DOH engineer hopes flood road repairs can be done in 4 months

CHARLESTON, W.Va. — The chief engineer with the state Division of Highways is cautiously optimistic more than 100 flood repair jobs on the state’s highway system can be completed by the end of the calendar year.

“I really hope that we can do this in three or four months, but there’s an awful lot of work out there,” Jimmy Wriston told MetroNews Friday. “The roadway and bridge damage has topped $50 million.”

That damage is scattered throughout the 12-county flood zone. As of Friday, there were contractors working under emergency contracts on 22 projects with an additional 100 jobs in the final design stage, Wriston said.
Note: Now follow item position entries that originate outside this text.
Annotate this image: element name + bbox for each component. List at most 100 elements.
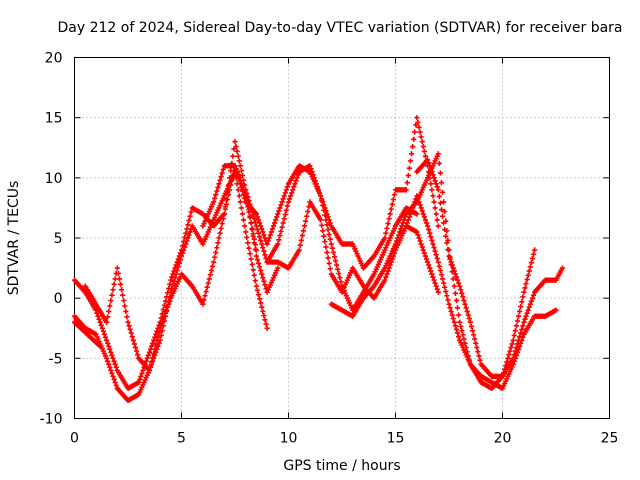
data-point — [454, 277, 461, 283]
data-point — [398, 226, 404, 232]
data-point — [529, 295, 536, 301]
data-point — [254, 214, 261, 220]
data-point — [278, 202, 284, 208]
data-point — [297, 242, 303, 248]
data-point — [448, 308, 454, 315]
data-point — [96, 316, 102, 322]
data-point — [247, 214, 253, 221]
y-tick-label: 20 — [45, 51, 63, 67]
data-point — [105, 340, 111, 346]
data-point — [395, 235, 401, 241]
data-point — [437, 267, 444, 274]
data-point — [130, 337, 136, 343]
data-point — [458, 323, 464, 330]
data-point — [410, 143, 416, 150]
data-point — [411, 202, 417, 208]
data-point — [111, 376, 117, 382]
y-tick-label: 5 — [54, 231, 63, 247]
data-point — [415, 196, 421, 202]
data-point — [228, 182, 234, 188]
data-point — [331, 254, 338, 260]
data-point — [522, 316, 528, 322]
data-point — [112, 361, 118, 367]
y-tick-label: 10 — [45, 171, 63, 187]
data-point — [419, 244, 425, 250]
data-point — [437, 170, 444, 176]
data-point — [145, 352, 151, 358]
data-point — [248, 205, 254, 211]
data-point — [456, 334, 462, 340]
data-point — [396, 232, 402, 238]
data-point — [235, 174, 241, 180]
data-point — [257, 296, 263, 302]
data-point — [207, 272, 213, 278]
data-point — [405, 172, 411, 179]
data-point — [281, 193, 287, 199]
data-point — [280, 220, 286, 226]
data-point — [324, 249, 330, 256]
data-point — [107, 346, 113, 352]
data-point — [382, 235, 388, 241]
data-point — [403, 223, 409, 229]
data-point — [211, 199, 217, 205]
data-point — [140, 367, 146, 373]
data-point — [436, 160, 442, 166]
data-point — [433, 283, 439, 289]
data-point — [234, 170, 240, 176]
data-point — [204, 284, 210, 290]
data-point — [530, 251, 537, 257]
data-point — [276, 237, 282, 243]
data-point — [315, 187, 322, 193]
data-point — [521, 319, 527, 325]
data-point — [390, 196, 396, 203]
data-point — [309, 169, 315, 175]
data-point — [438, 207, 445, 213]
data-point — [215, 184, 221, 191]
data-point — [404, 220, 410, 226]
data-point — [407, 158, 414, 164]
data-point — [294, 175, 300, 181]
data-point — [324, 211, 330, 217]
data-point — [104, 355, 110, 361]
data-point — [435, 187, 441, 193]
data-point — [299, 232, 306, 239]
data-point — [109, 370, 115, 376]
data-point — [213, 192, 219, 198]
data-point — [164, 290, 171, 296]
data-point — [257, 264, 263, 270]
data-point — [223, 201, 230, 207]
data-point — [530, 292, 537, 298]
data-point — [529, 255, 536, 262]
data-point — [236, 193, 242, 199]
y-tick-label: -5 — [49, 351, 63, 367]
series-track-6 — [264, 199, 441, 301]
data-point — [166, 285, 172, 292]
data-point — [264, 241, 270, 247]
data-point — [129, 334, 135, 340]
data-point — [406, 214, 413, 220]
data-point — [259, 241, 265, 247]
data-point — [259, 271, 265, 277]
data-point — [522, 285, 528, 291]
data-point — [184, 226, 190, 232]
data-point — [101, 331, 108, 337]
x-tick-label: 25 — [601, 431, 619, 447]
data-point — [240, 217, 247, 223]
data-point — [434, 286, 440, 292]
data-point — [414, 229, 420, 235]
data-point — [426, 160, 432, 166]
data-point — [451, 319, 457, 325]
data-point — [158, 332, 164, 339]
data-point — [301, 223, 308, 229]
data-point — [332, 258, 339, 264]
data-point — [111, 358, 117, 364]
data-point — [441, 199, 447, 205]
data-point — [167, 298, 173, 304]
data-point — [428, 268, 434, 274]
data-point — [269, 226, 276, 232]
data-point — [172, 265, 178, 271]
data-point — [135, 352, 141, 358]
data-point — [219, 220, 225, 227]
data-point — [237, 181, 243, 187]
data-point — [514, 341, 521, 347]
“You can’t just go out there and put any old sized steel in for a pile wall or throw any old sized pipe or box culvert into the ground. You have to do a little bit of engineering because we don’t want it to happen again. When we put it in there we want it to stay,” Wriston said.
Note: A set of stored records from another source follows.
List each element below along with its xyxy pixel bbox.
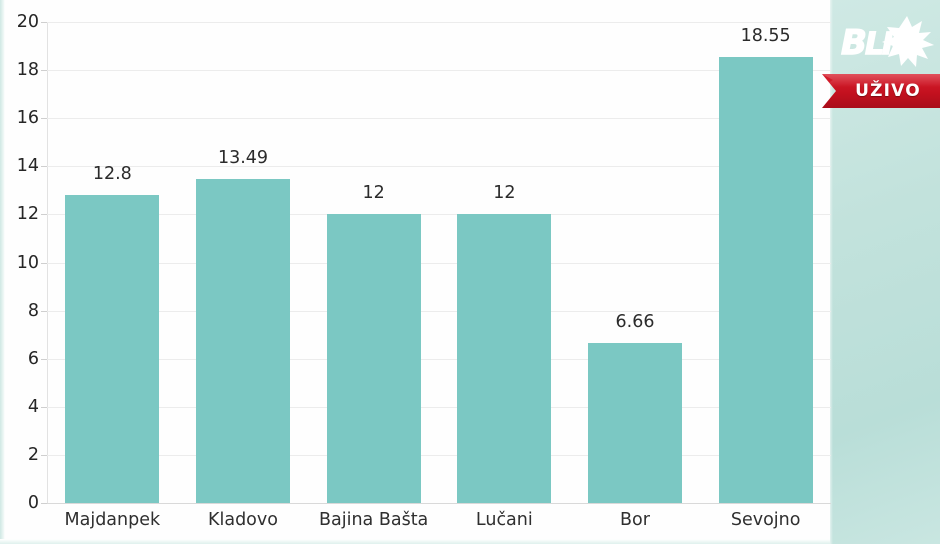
gridline (47, 359, 831, 360)
gridline (47, 311, 831, 312)
live-badge-gloss (822, 74, 940, 87)
category-label: Lučani (475, 510, 533, 530)
gridline (47, 503, 831, 504)
gridline (47, 407, 831, 408)
bar-value-label: 13.49 (217, 147, 269, 168)
y-axis-tick-label: 18 (16, 60, 39, 81)
y-axis-tick-label: 20 (16, 12, 39, 32)
y-axis-tick-mark (41, 455, 47, 456)
y-axis-tick-label: 10 (16, 252, 39, 273)
y-axis-tick-mark (41, 70, 47, 71)
y-axis-tick-label: 4 (27, 396, 39, 417)
bar (65, 195, 159, 503)
y-axis-tick-mark (41, 263, 47, 264)
y-axis-tick-mark (41, 311, 47, 312)
category-label: Majdanpek (64, 510, 161, 530)
bar-value-label: 12 (493, 183, 516, 204)
svg-text:L: L (865, 27, 884, 62)
bar (196, 179, 290, 503)
y-axis-tick-label: 16 (16, 108, 39, 129)
y-axis-tick-mark (41, 22, 47, 23)
chart-card: 0 2 4 6 8 10 12 14 16 18 20 12.8 13.49 12 12 6.66 18.55… (5, 0, 831, 539)
gridline (47, 22, 831, 23)
bar-value-label: 12 (362, 183, 385, 204)
frame-edge-bottom (0, 539, 830, 544)
bar (327, 214, 421, 503)
blic-logo: B L I C (838, 14, 936, 70)
category-label: Bor (620, 510, 650, 530)
y-axis-tick-label: 6 (27, 348, 39, 369)
y-axis-tick-mark (41, 503, 47, 504)
gridline (47, 118, 831, 119)
y-axis-tick-label: 0 (27, 493, 39, 513)
y-axis-tick-mark (41, 214, 47, 215)
y-axis-tick-mark (41, 118, 47, 119)
gridline (47, 214, 831, 215)
gridline (47, 263, 831, 264)
y-axis-tick-mark (41, 407, 47, 408)
bar-value-label: 6.66 (615, 311, 655, 332)
y-axis-tick-mark (41, 359, 47, 360)
frame-edge-left (0, 0, 5, 544)
bar-value-label: 18.55 (740, 25, 791, 46)
y-axis-tick-label: 2 (27, 444, 39, 465)
bar (457, 214, 551, 503)
svg-text:C: C (892, 23, 917, 63)
svg-text:I: I (882, 27, 893, 62)
live-badge-label: UŽIVO (855, 81, 921, 101)
y-axis-tick-label: 8 (27, 300, 39, 321)
bar-value-label: 12.8 (92, 164, 132, 185)
y-axis-tick-label: 12 (16, 204, 39, 225)
gridline (47, 166, 831, 167)
svg-text:B: B (841, 23, 867, 63)
gridline (47, 70, 831, 71)
category-label: Sevojno (730, 510, 801, 530)
live-badge: UŽIVO (822, 74, 940, 108)
bar (719, 57, 813, 503)
y-axis-tick-mark (41, 166, 47, 167)
y-axis-line (47, 22, 48, 503)
y-axis-tick-label: 14 (16, 156, 39, 177)
bar (588, 343, 682, 503)
gridline (47, 455, 831, 456)
live-badge-shape (822, 74, 940, 108)
category-label: Kladovo (208, 510, 278, 530)
category-label: Bajina Bašta (319, 510, 429, 530)
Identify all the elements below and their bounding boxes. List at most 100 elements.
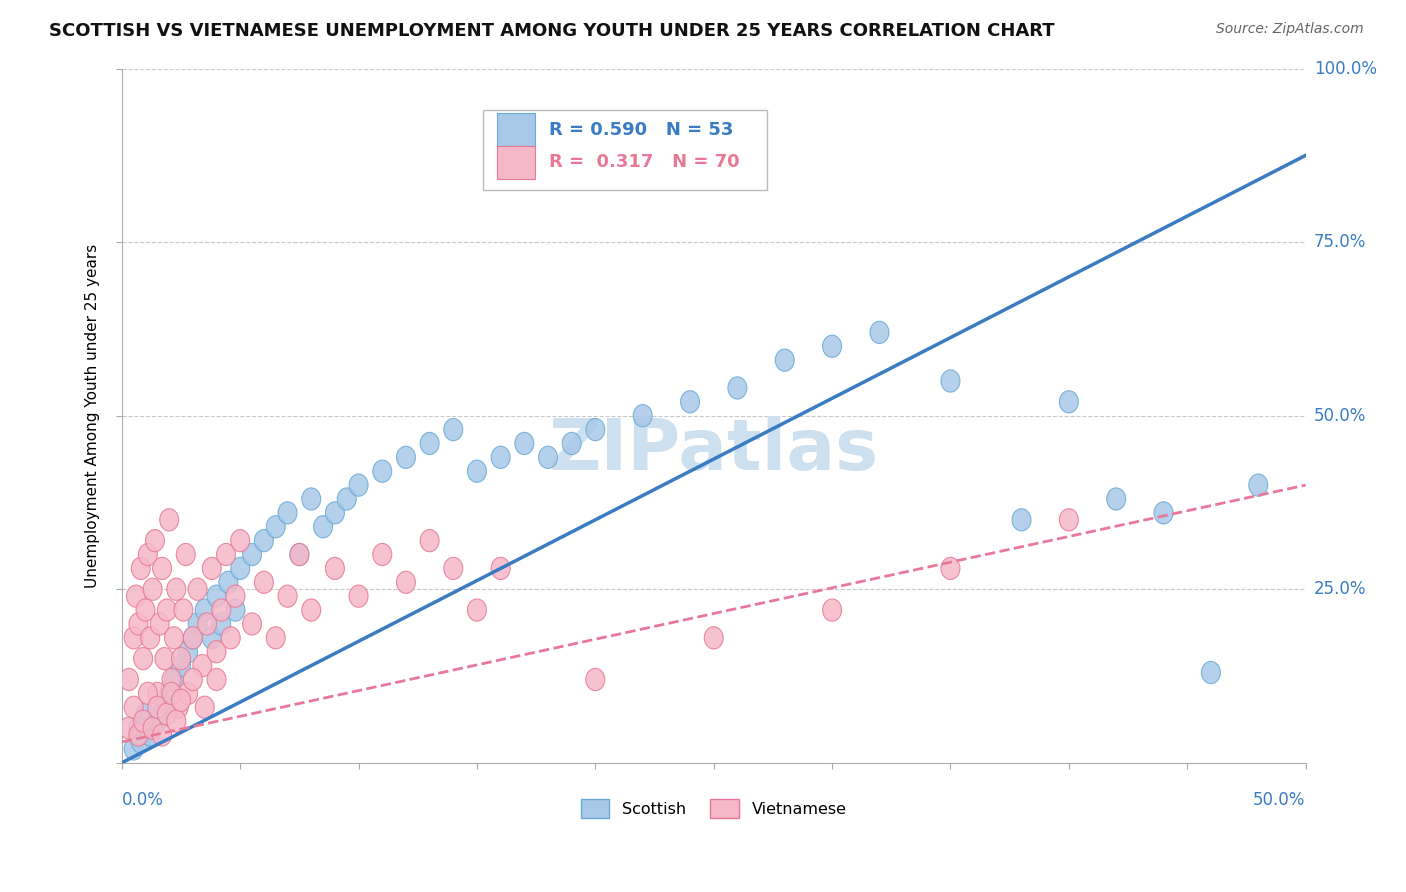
Ellipse shape [176, 543, 195, 566]
Ellipse shape [467, 460, 486, 483]
Ellipse shape [337, 488, 356, 510]
Text: R = 0.590   N = 53: R = 0.590 N = 53 [550, 120, 734, 138]
Ellipse shape [290, 543, 309, 566]
Ellipse shape [207, 640, 226, 663]
Ellipse shape [202, 558, 221, 580]
Ellipse shape [138, 543, 157, 566]
Ellipse shape [491, 558, 510, 580]
Ellipse shape [183, 668, 202, 690]
FancyBboxPatch shape [498, 113, 534, 146]
Ellipse shape [148, 696, 167, 718]
Ellipse shape [633, 405, 652, 426]
Ellipse shape [1154, 502, 1173, 524]
Ellipse shape [302, 488, 321, 510]
Ellipse shape [124, 627, 143, 649]
Ellipse shape [188, 578, 207, 600]
Ellipse shape [681, 391, 700, 413]
Text: 50.0%: 50.0% [1315, 407, 1367, 425]
Ellipse shape [1249, 474, 1268, 496]
Ellipse shape [145, 530, 165, 552]
Ellipse shape [155, 696, 174, 718]
Ellipse shape [169, 696, 188, 718]
Ellipse shape [373, 543, 392, 566]
Ellipse shape [775, 349, 794, 371]
Ellipse shape [129, 717, 148, 739]
Ellipse shape [314, 516, 333, 538]
Ellipse shape [243, 543, 262, 566]
Ellipse shape [1107, 488, 1126, 510]
Ellipse shape [148, 682, 167, 705]
Ellipse shape [207, 668, 226, 690]
Ellipse shape [172, 690, 190, 712]
Ellipse shape [254, 571, 273, 593]
Ellipse shape [349, 474, 368, 496]
Ellipse shape [704, 627, 723, 649]
Ellipse shape [155, 648, 174, 670]
Ellipse shape [823, 335, 842, 358]
Ellipse shape [131, 558, 150, 580]
Ellipse shape [120, 668, 138, 690]
Ellipse shape [226, 585, 245, 607]
Ellipse shape [212, 599, 231, 621]
Ellipse shape [153, 724, 172, 746]
Ellipse shape [254, 530, 273, 552]
Ellipse shape [373, 460, 392, 483]
Ellipse shape [586, 418, 605, 441]
Ellipse shape [188, 613, 207, 635]
Ellipse shape [120, 717, 138, 739]
Legend: Scottish, Vietnamese: Scottish, Vietnamese [574, 793, 853, 824]
Ellipse shape [1012, 508, 1031, 531]
Ellipse shape [143, 578, 162, 600]
Ellipse shape [165, 668, 183, 690]
Ellipse shape [134, 710, 153, 732]
Ellipse shape [127, 585, 145, 607]
Ellipse shape [179, 682, 198, 705]
FancyBboxPatch shape [498, 145, 534, 179]
Ellipse shape [538, 446, 557, 468]
Ellipse shape [420, 530, 439, 552]
Text: 25.0%: 25.0% [1315, 580, 1367, 599]
Ellipse shape [302, 599, 321, 621]
Ellipse shape [129, 724, 148, 746]
Ellipse shape [124, 696, 143, 718]
Ellipse shape [941, 370, 960, 392]
Ellipse shape [141, 627, 160, 649]
Ellipse shape [266, 627, 285, 649]
Ellipse shape [153, 558, 172, 580]
Ellipse shape [444, 558, 463, 580]
Ellipse shape [136, 703, 155, 725]
Ellipse shape [124, 738, 143, 760]
Ellipse shape [157, 703, 176, 725]
Ellipse shape [202, 627, 221, 649]
Ellipse shape [172, 648, 190, 670]
Text: 75.0%: 75.0% [1315, 233, 1367, 252]
Ellipse shape [134, 648, 153, 670]
Ellipse shape [183, 627, 202, 649]
Ellipse shape [183, 627, 202, 649]
Ellipse shape [515, 433, 534, 455]
Ellipse shape [420, 433, 439, 455]
Ellipse shape [193, 655, 212, 677]
Ellipse shape [198, 613, 217, 635]
Ellipse shape [231, 530, 250, 552]
Ellipse shape [195, 599, 214, 621]
Ellipse shape [162, 682, 181, 705]
Text: ZIPatlas: ZIPatlas [548, 416, 879, 485]
Ellipse shape [823, 599, 842, 621]
Ellipse shape [148, 710, 167, 732]
Ellipse shape [162, 668, 181, 690]
Ellipse shape [231, 558, 250, 580]
Ellipse shape [165, 627, 183, 649]
Y-axis label: Unemployment Among Youth under 25 years: Unemployment Among Youth under 25 years [86, 244, 100, 588]
Ellipse shape [491, 446, 510, 468]
Ellipse shape [467, 599, 486, 621]
Ellipse shape [1202, 662, 1220, 683]
Ellipse shape [217, 543, 235, 566]
Ellipse shape [325, 502, 344, 524]
FancyBboxPatch shape [482, 111, 768, 190]
Ellipse shape [396, 446, 415, 468]
Ellipse shape [138, 682, 157, 705]
Ellipse shape [325, 558, 344, 580]
Ellipse shape [150, 613, 169, 635]
Ellipse shape [160, 508, 179, 531]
The other 100 projects should be ready for work in the next two to three weeks.

Wriston believes the response of the DOH since the water went down in the days following June 23 flood has probably been some of the agency’s best ever disaster work.
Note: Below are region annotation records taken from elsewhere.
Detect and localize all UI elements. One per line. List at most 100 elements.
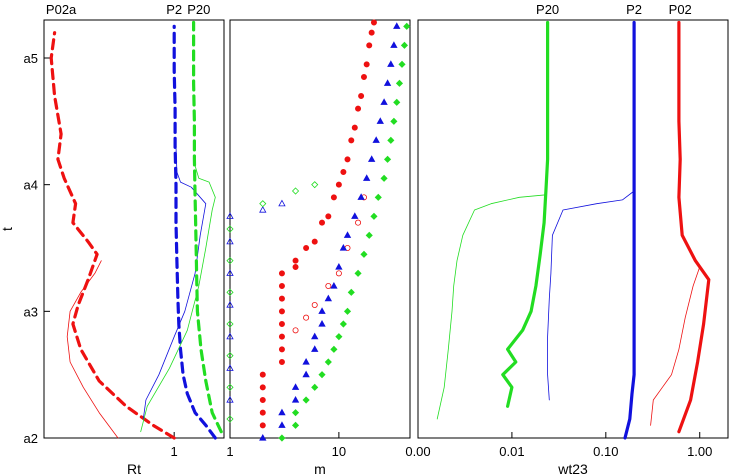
- data-point-triangle: [259, 433, 267, 441]
- data-point-triangle: [324, 294, 333, 302]
- data-point-diamond: [339, 320, 347, 328]
- x-tick-label: 0.01: [499, 444, 524, 459]
- data-point-circle: [348, 137, 355, 144]
- data-point-triangle: [278, 408, 286, 416]
- data-point-circle: [335, 270, 342, 277]
- data-point-circle: [335, 181, 342, 188]
- series-line-green-thin: [436, 194, 547, 420]
- data-point-circle: [303, 314, 310, 321]
- data-point-triangle: [259, 205, 267, 213]
- data-point-diamond: [354, 269, 362, 277]
- data-point-circle: [319, 219, 326, 226]
- data-point-diamond: [311, 181, 319, 189]
- series-line-blue-thick-dashed: [172, 24, 217, 440]
- data-point-diamond: [324, 358, 332, 366]
- x-axis-label: Rt: [127, 461, 141, 476]
- data-point-circle: [360, 74, 367, 81]
- data-point-diamond: [370, 212, 378, 220]
- data-point-triangle: [380, 98, 388, 105]
- data-point-diamond: [383, 155, 392, 163]
- data-point-triangle: [226, 364, 234, 371]
- series-top-label: P2: [166, 2, 182, 17]
- data-point-circle: [278, 270, 285, 277]
- data-point-triangle: [390, 41, 398, 48]
- series-line-red-thick-dashed: [49, 31, 176, 440]
- data-point-triangle: [351, 212, 359, 219]
- data-point-triangle: [278, 421, 286, 428]
- data-point-circle: [366, 42, 373, 49]
- x-tick-label: 1: [171, 444, 178, 459]
- y-tick-label: a2: [24, 431, 38, 446]
- y-tick-label: a5: [24, 51, 38, 66]
- data-point-diamond: [387, 136, 395, 144]
- y-tick-label: a4: [24, 178, 38, 193]
- x-tick-label: 1: [226, 444, 233, 459]
- data-point-diamond: [302, 396, 310, 404]
- data-point-diamond: [259, 200, 267, 208]
- data-point-triangle: [335, 262, 343, 270]
- data-point-triangle: [357, 193, 365, 200]
- data-point-triangle: [226, 212, 234, 219]
- data-point-circle: [278, 320, 285, 327]
- data-point-triangle: [291, 395, 300, 403]
- series-line-green-thick: [501, 20, 550, 408]
- data-point-diamond: [330, 345, 338, 353]
- data-point-circle: [278, 308, 285, 315]
- data-point-triangle: [318, 307, 326, 314]
- data-point-circle: [278, 295, 285, 302]
- data-point-circle: [278, 346, 285, 353]
- data-point-diamond: [343, 307, 352, 315]
- data-point-diamond: [398, 60, 406, 68]
- data-point-diamond: [360, 250, 368, 258]
- data-point-triangle: [318, 319, 326, 327]
- data-point-diamond: [278, 434, 286, 442]
- data-point-diamond: [380, 174, 388, 182]
- data-point-circle: [355, 219, 362, 226]
- data-point-triangle: [226, 237, 234, 245]
- data-point-circle: [259, 384, 266, 391]
- data-point-circle: [292, 263, 299, 270]
- x-tick-label: 0.00: [405, 444, 430, 459]
- data-point-diamond: [226, 288, 234, 296]
- data-point-circle: [259, 422, 266, 429]
- x-tick-label: 1.00: [687, 444, 712, 459]
- data-point-circle: [355, 105, 362, 112]
- data-point-circle: [330, 194, 337, 201]
- series-top-label: P02a: [46, 2, 77, 17]
- series-line-green-thin: [140, 165, 216, 433]
- data-point-circle: [370, 19, 377, 26]
- data-point-circle: [292, 257, 299, 264]
- data-point-triangle: [383, 79, 392, 86]
- series-top-label: P02: [669, 2, 692, 17]
- data-point-triangle: [367, 155, 376, 162]
- data-point-diamond: [226, 257, 234, 265]
- data-point-triangle: [393, 22, 401, 29]
- data-point-triangle: [330, 281, 338, 289]
- data-point-diamond: [335, 333, 343, 341]
- series-line-blue-thin: [547, 190, 635, 401]
- data-point-circle: [358, 93, 365, 100]
- data-point-triangle: [226, 300, 234, 308]
- data-point-diamond: [393, 98, 401, 106]
- panel-frame-Rt: [43, 19, 225, 439]
- y-axis-label: t: [0, 227, 15, 231]
- data-point-triangle: [339, 243, 348, 251]
- data-point-diamond: [403, 22, 411, 30]
- data-point-triangle: [302, 357, 310, 365]
- data-point-circle: [363, 61, 370, 68]
- data-point-circle: [340, 168, 347, 175]
- data-point-diamond: [390, 117, 398, 125]
- data-point-triangle: [376, 117, 384, 124]
- data-point-triangle: [311, 332, 319, 340]
- data-point-circle: [278, 333, 285, 340]
- data-point-diamond: [226, 352, 234, 360]
- data-point-diamond: [226, 383, 234, 391]
- data-point-diamond: [226, 415, 234, 423]
- data-point-triangle: [291, 383, 300, 390]
- data-point-circle: [325, 213, 332, 220]
- data-point-diamond: [400, 41, 408, 49]
- y-tick-label: a3: [24, 304, 38, 319]
- data-point-triangle: [226, 395, 234, 403]
- data-point-circle: [259, 396, 266, 403]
“When it comes to emergency work and disaster recovery and that type of thing–we may be the best in the country,” Wriston said. “Communication is the key.”

The 100 projects left to do “will run the gamut,” Wriston said, including slide repairs, washout repair, piling walls, rock buttresses, pipe installation, concrete box culverts, small bridge repairs and small bridge replacements, shoulder work, shoulder reconstruction, guardrail installation, striping and signal and sign replacement.

It’s possible state Route 4 from Clendenin to Clay could reopen this weekend. A section of the highway washed out north of Queen Shoals is still under construction but a detour around the work may be completed by Saturday, Wriston said.